The university asserted that the women had not sought permission to distribute the flags. It also accused Ms. Huang of using abusive and insulting language against university employees who had confronted her, and of sharing their names and job titles on WeChat. Ms. Huang acknowledged posting the names, but denied using abusive language. A representative for Tsinghua did not respond to requests for comment.

The punishment barred them from receiving scholarship money for six months and made it harder for them to apply to graduate school in China.

Ms. Li, a history major, is now looking to build a new life abroad, hoping to apply to graduate programs overseas.

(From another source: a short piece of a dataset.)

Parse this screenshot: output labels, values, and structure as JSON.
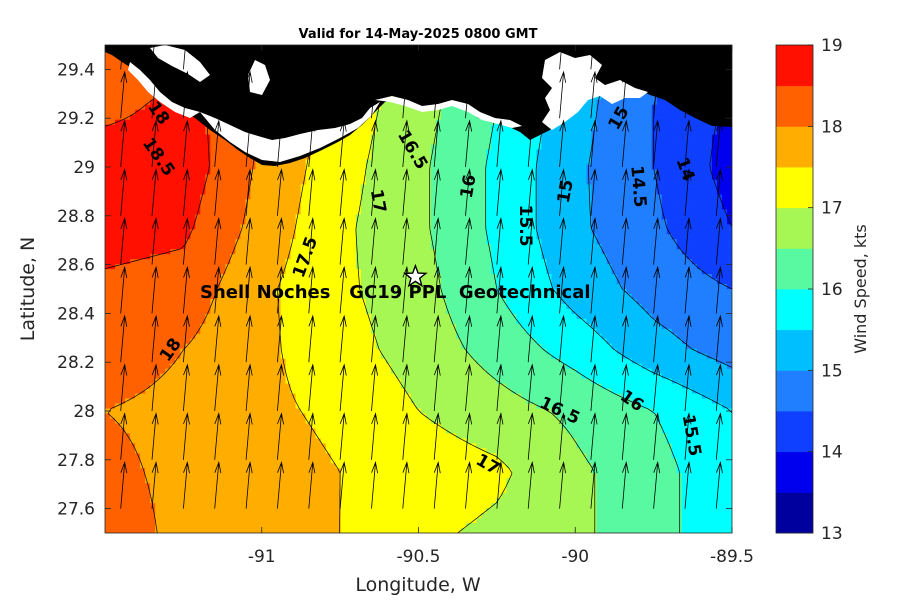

Ms. Huang, a sociology major, recently drafted a letter to her parents revealing her sexual orientation. If the police knock on her parents’ door, she plans to send a photo of the letter to them.

When Ms. Huang got into Tsinghua, it was the talk of her hometown, a dream come true for her family. Now, she is graduating next month with no job prospects. She had hoped to work at an L.G.B.T.Q. nonprofit, but knows her options are dwindling.

In February, Ms. Huang and Ms. Li sued the education ministry because the legal system seemed the safest way to protest what happened to them.

After the lawsuit hung in limbo for three months, they visited the courthouse on May 24 with their lawyer, only to hear from a judge that the case would not be accepted. According to the women, the judge said there would be no written explanation, but cited a regulation prohibiting lawsuits that endanger national security or undermine national unity.

They plan to challenge the decision and exhaust all legal avenues to the end, even though they know the likely outcome.

“Even if the lawsuit cannot give us justice or recognition,” Ms. Li said, “we must record in documents that we existed, worked hard and fought.”